Nie lubię się kłócić z forumowiczami, bo zazwyczaj nie prowadzi to do żadnego sensownego zakończenia, ale napiszę tylko, że kosztorys to pewnego rodzaju żart sytuacyjny, ironia, czy jak to tam jeszcze można nazwać. Chyba nie myślisz że ośmieliłbym się być tak beszczelny/głupi i napisać pismo do Dyrektora MM, że ma mi zwrócić za popsute drzwi od samochodu, którym byłem na plenerze. No chyba, że "nie czujesz" tego żartu. No ale zawsze możesz jeszcze zasugerować się takim czymś jak emotikonki. One też czasami sygnalizują, "co autor miał na myśli"
Cytat Zamieszczone przez bebesky Zobacz posta
A pisanie "oddałem rolkę kobiecie (kolejny błąd :P)." poza tym że na upartego moze być uznane za sprzeczne z prawem świadczy dodatkowo o twoim wychowaniu a raczej jego braku.

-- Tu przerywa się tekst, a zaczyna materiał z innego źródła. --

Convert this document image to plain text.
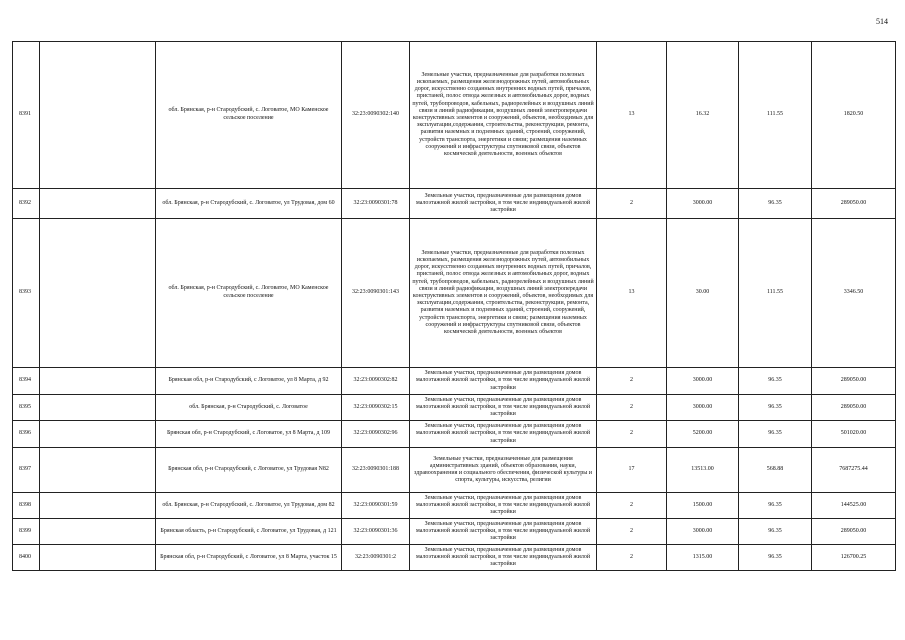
514
8391		обл. Брянская, р-н Стародубский, с. Логоватое, МО Каменское сельское поселение	32:23:0090302:140	Земельные участки, предназначенные для разработки полезных ископаемых, размещения железнодорожных путей, автомобильных дорог, искусственно созданных внутренних водных путей, причалов, пристаней, полос отвода железных и автомобильных дорог, водных путей, трубопроводов, кабельных, радиорелейных и воздушных линий связи и линий радиофикации, воздушных линий электропередачи конструктивных элементов и сооружений, объектов, необходимых для эксплуатации,содержания, строительства, реконструкции, ремонта, развития наземных и подземных зданий, строений, сооружений, устройств транспорта, энергетики и связи; размещения наземных сооружений и инфраструктуры спутниковой связи, объектов космической деятельности, военных объектов	13	16.32	111.55	1820.50
8392		обл. Брянская, р-н Стародубский, с. Логоватое, ул Трудовая, дом 60	32:23:0090301:78	Земельные участки, предназначенные для размещения домов малоэтажной жилой застройки, в том числе индивидуальной жилой застройки	2	3000.00	96.35	289050.00
8393		обл. Брянская, р-н Стародубский, с. Логоватое, МО Каменское сельское поселение	32:23:0090301:143	Земельные участки, предназначенные для разработки полезных ископаемых, размещения железнодорожных путей, автомобильных дорог, искусственно созданных внутренних водных путей, причалов, пристаней, полос отвода железных и автомобильных дорог, водных путей, трубопроводов, кабельных, радиорелейных и воздушных линий связи и линий радиофикации, воздушных линий электропередачи конструктивных элементов и сооружений, объектов, необходимых для эксплуатации,содержания, строительства, реконструкции, ремонта, развития наземных и подземных зданий, строений, сооружений, устройств транспорта, энергетики и связи; размещения наземных сооружений и инфраструктуры спутниковой связи, объектов космической деятельности, военных объектов	13	30.00	111.55	3346.50
8394		Брянская обл, р-н Стародубский, с Логоватое, ул 8 Марта, д 92	32:23:0090302:82	Земельные участки, предназначенные для размещения домов малоэтажной жилой застройки, в том числе индивидуальной жилой застройки	2	3000.00	96.35	289050.00
8395		обл. Брянская, р-н Стародубский, с. Логоватое	32:23:0090302:15	Земельные участки, предназначенные для размещения домов малоэтажной жилой застройки, в том числе индивидуальной жилой застройки	2	3000.00	96.35	289050.00
8396		Брянская обл, р-н Стародубский, с Логоватое, ул 8 Марта, д 109	32:23:0090302:96	Земельные участки, предназначенные для размещения домов малоэтажной жилой застройки, в том числе индивидуальной жилой застройки	2	5200.00	96.35	501020.00
8397		Брянская обл, р-н Стародубский, с Логоватое, ул Трудовая N82	32:23:0090301:188	Земельные участки, предназначенные для размещения административных зданий, объектов образования, науки, здравоохранения и социального обеспечения, физической культуры и спорта, культуры, искусства, религии	17	13513.00	568.88	7687275.44
8398		обл. Брянская, р-н Стародубский, с. Логоватое, ул Трудовая, дом 82	32:23:0090301:59	Земельные участки, предназначенные для размещения домов малоэтажной жилой застройки, в том числе индивидуальной жилой застройки	2	1500.00	96.35	144525.00
8399		Брянская область, р-н Стародубский, с Логоватое, ул Трудовая, д 121	32:23:0090301:36	Земельные участки, предназначенные для размещения домов малоэтажной жилой застройки, в том числе индивидуальной жилой застройки	2	3000.00	96.35	289050.00
8400		Брянская обл, р-н Стародубский, с Логоватое, ул 8 Марта, участок 15	32:23:0090301:2	Земельные участки, предназначенные для размещения домов малоэтажной жилой застройки, в том числе индивидуальной жилой застройки	2	1315.00	96.35	126700.25
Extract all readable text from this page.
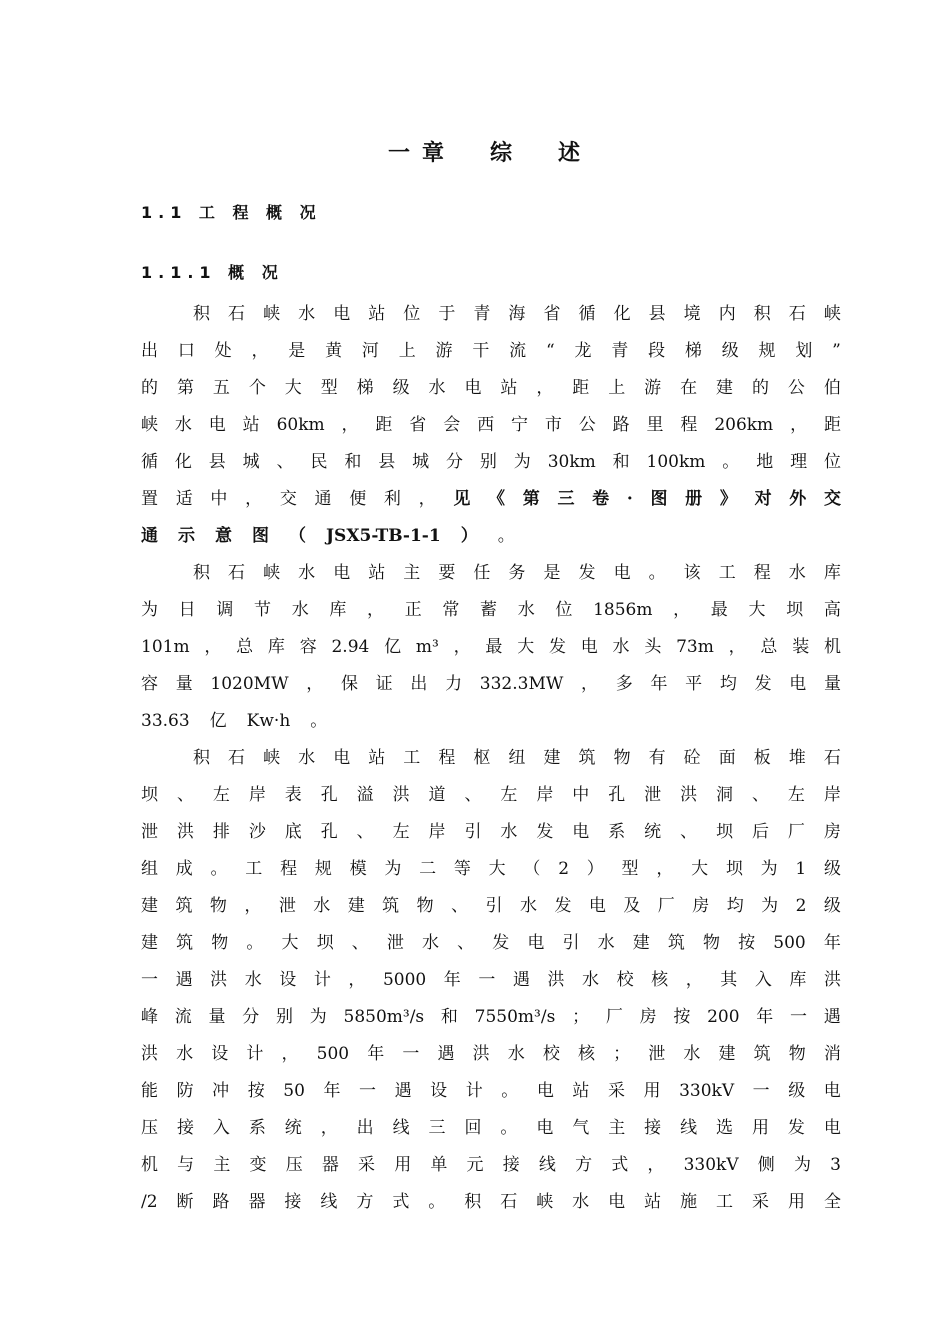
一章　综　述
1.1 工 程 概 况
1.1.1 概 况
积 石 峡 水 电 站 位 于 青 海 省 循 化 县 境 内 积 石 峡
出 口 处 ， 是 黄 河 上 游 干 流 “ 龙 青 段 梯 级 规 划 ”
的 第 五 个 大 型 梯 级 水 电 站 ， 距 上 游 在 建 的 公 伯
峡 水 电 站 60km ， 距 省 会 西 宁 市 公 路 里 程 206km ， 距
循 化 县 城 、 民 和 县 城 分 别 为 30km 和 100km 。 地 理 位
置 适 中 ， 交 通 便 利 ， 见 《 第 三 卷 · 图 册 》 对 外 交
通 示 意 图 （ JSX5-TB-1-1 ） 。
积 石 峡 水 电 站 主 要 任 务 是 发 电 。 该 工 程 水 库
为 日 调 节 水 库 ， 正 常 蓄 水 位 1856m ， 最 大 坝 高
101m ， 总 库 容 2.94 亿 m³ ， 最 大 发 电 水 头 73m ， 总 装 机
容 量 1020MW ， 保 证 出 力 332.3MW ， 多 年 平 均 发 电 量
33.63 亿 Kw·h 。
积 石 峡 水 电 站 工 程 枢 纽 建 筑 物 有 砼 面 板 堆 石
坝 、 左 岸 表 孔 溢 洪 道 、 左 岸 中 孔 泄 洪 洞 、 左 岸
泄 洪 排 沙 底 孔 、 左 岸 引 水 发 电 系 统 、 坝 后 厂 房
组 成 。 工 程 规 模 为 二 等 大 （ 2 ） 型 ， 大 坝 为 1 级
建 筑 物 ， 泄 水 建 筑 物 、 引 水 发 电 及 厂 房 均 为 2 级
建 筑 物 。 大 坝 、 泄 水 、 发 电 引 水 建 筑 物 按 500 年
一 遇 洪 水 设 计 ， 5000 年 一 遇 洪 水 校 核 ， 其 入 库 洪
峰 流 量 分 别 为 5850m³/s 和 7550m³/s ； 厂 房 按 200 年 一 遇
洪 水 设 计 ， 500 年 一 遇 洪 水 校 核 ； 泄 水 建 筑 物 消
能 防 冲 按 50 年 一 遇 设 计 。 电 站 采 用 330kV 一 级 电
压 接 入 系 统 ， 出 线 三 回 。 电 气 主 接 线 选 用 发 电
机 与 主 变 压 器 采 用 单 元 接 线 方 式 ， 330kV 侧 为 3
/2 断 路 器 接 线 方 式 。 积 石 峡 水 电 站 施 工 采 用 全
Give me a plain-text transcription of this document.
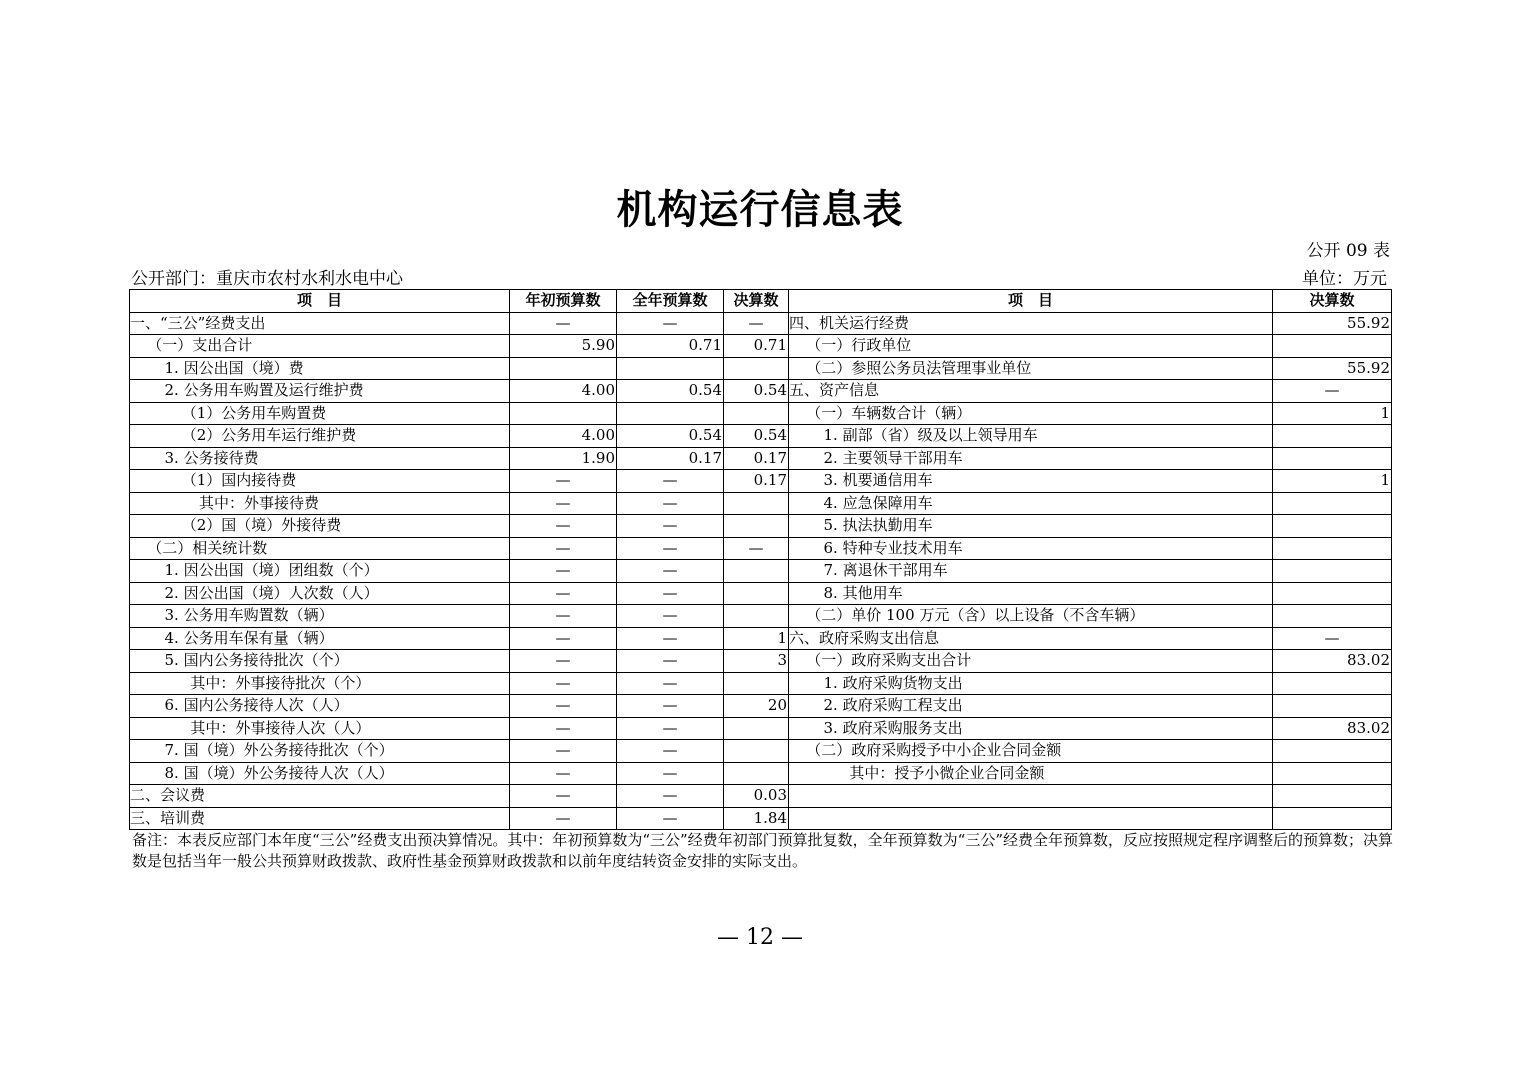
机构运行信息表
公开 09 表
公开部门：重庆市农村水利水电中心	单位：万元
项　目	年初预算数	全年预算数	决算数	项　目	决算数
一、“三公”经费支出	—	—	—	四、机关运行经费	55.92
（一）支出合计	5.90	0.71	0.71	（一）行政单位	
1. 因公出国（境）费				（二）参照公务员法管理事业单位	55.92
2. 公务用车购置及运行维护费	4.00	0.54	0.54	五、资产信息	—
（1）公务用车购置费				（一）车辆数合计（辆）	1
（2）公务用车运行维护费	4.00	0.54	0.54	1. 副部（省）级及以上领导用车	
3. 公务接待费	1.90	0.17	0.17	2. 主要领导干部用车	
（1）国内接待费	—	—	0.17	3. 机要通信用车	1
其中：外事接待费	—	—		4. 应急保障用车	
（2）国（境）外接待费	—	—		5. 执法执勤用车	
（二）相关统计数	—	—	—	6. 特种专业技术用车	
1. 因公出国（境）团组数（个）	—	—		7. 离退休干部用车	
2. 因公出国（境）人次数（人）	—	—		8. 其他用车	
3. 公务用车购置数（辆）	—	—		（二）单价 100 万元（含）以上设备（不含车辆）	
4. 公务用车保有量（辆）	—	—	1	六、政府采购支出信息	—
5. 国内公务接待批次（个）	—	—	3	（一）政府采购支出合计	83.02
其中：外事接待批次（个）	—	—		1. 政府采购货物支出	
6. 国内公务接待人次（人）	—	—	20	2. 政府采购工程支出	
其中：外事接待人次（人）	—	—		3. 政府采购服务支出	83.02
7. 国（境）外公务接待批次（个）	—	—		（二）政府采购授予中小企业合同金额	
8. 国（境）外公务接待人次（人）	—	—		其中：授予小微企业合同金额	
二、会议费	—	—	0.03		
三、培训费	—	—	1.84		
备注：本表反应部门本年度“三公”经费支出预决算情况。其中：年初预算数为“三公”经费年初部门预算批复数，全年预算数为“三公”经费全年预算数，反应按照规定程序调整后的预算数；决算数是包括当年一般公共预算财政拨款、政府性基金预算财政拨款和以前年度结转资金安排的实际支出。
— 12 —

Nie wiem czy wychowanie, czy jego brak, ale miałem już wieeele sytuacji, w których to kobiety zawiniły. Jednak co facet to facet. I nie jestem z tą opinią sam : mój profesor od geografii, jeden z największych autorytetów w naszej szkole sam mówił, że podczas jego 17-letniej kariery zawodowej (nauczyciela) nie zanotował jakichkolwiek anomalii odnośnie zachowania nauczycieli płci męskiej. Za to pamięta wiele sytuacji związanych z kobietami. Nie będę pisał tu jakie "wybryki" wymienił, ale gwarantuję, że takie rzeczy nie są normalnością w szkole, nawet wykonywane przez ucznia, a co dopiero przez nauczyciela.
Cytat Zamieszczone przez theremin Zobacz posta
Tylko to przerasta dziecko neostrady...
Nie to żebym nie czuł się dzieckiem neostrady, bo co prawda jestem i dzieckiem i mam neostradę(a bardziej szczegółowo mówiąć - Liveboxa), ale jeżeli potraktować tą opinię nie dosłownie tylko tak, jak się ją traktuje w slangu internetowym, to wypraszam sobie. Chyba można być wkurzonym na MM, że przyjęli film do obróbki ręcznej i wywołali go w C41. I chyba również można próbować walczyć o coś, co nie jest prawnie zagwarantowane, ale też nie jest prawnie niezagwarantowane. Jak dla mnie, to ta sprawa jest kwestią ugodową i wydaje mi się, że mam pewne szanse dostać coś więcej niż w/w 2 rolki filmów średniej jakości. No i jeszcze jedno : przepraszam wielkich canonowiczów za to, że nie wiedziałem, że MM nie wywołuje ręcznie. Tylko że dla mnie ta sytuacja wygląda trochę inaczej, gdyż jest to mój drugi (DRUGI) negatyw na analogu i nie jestem w tych sprawach tak oblatany jak wy. Po prostu myślałem, że jak przyjmą, to znaczy, że wywołają. Człowiek się myli, ale w tym wypadku większa część winy leży po stronie MM. A napisać pół strony A4 i spróbować zażądać trochę większej rekompensaty niż zaoferowali też nie zaszkodzi. Najwyżej odrzucą prośbę i wezmę to co chcą dać.

EOT, dalsza rozmowa zbędna, prawdopodobnie będą same kłótnie, mogę ew. za 2 tyg napisać jaką dostałem odpowiedź od Dyrektora MM, żeby inni wiedzieli "czy warto".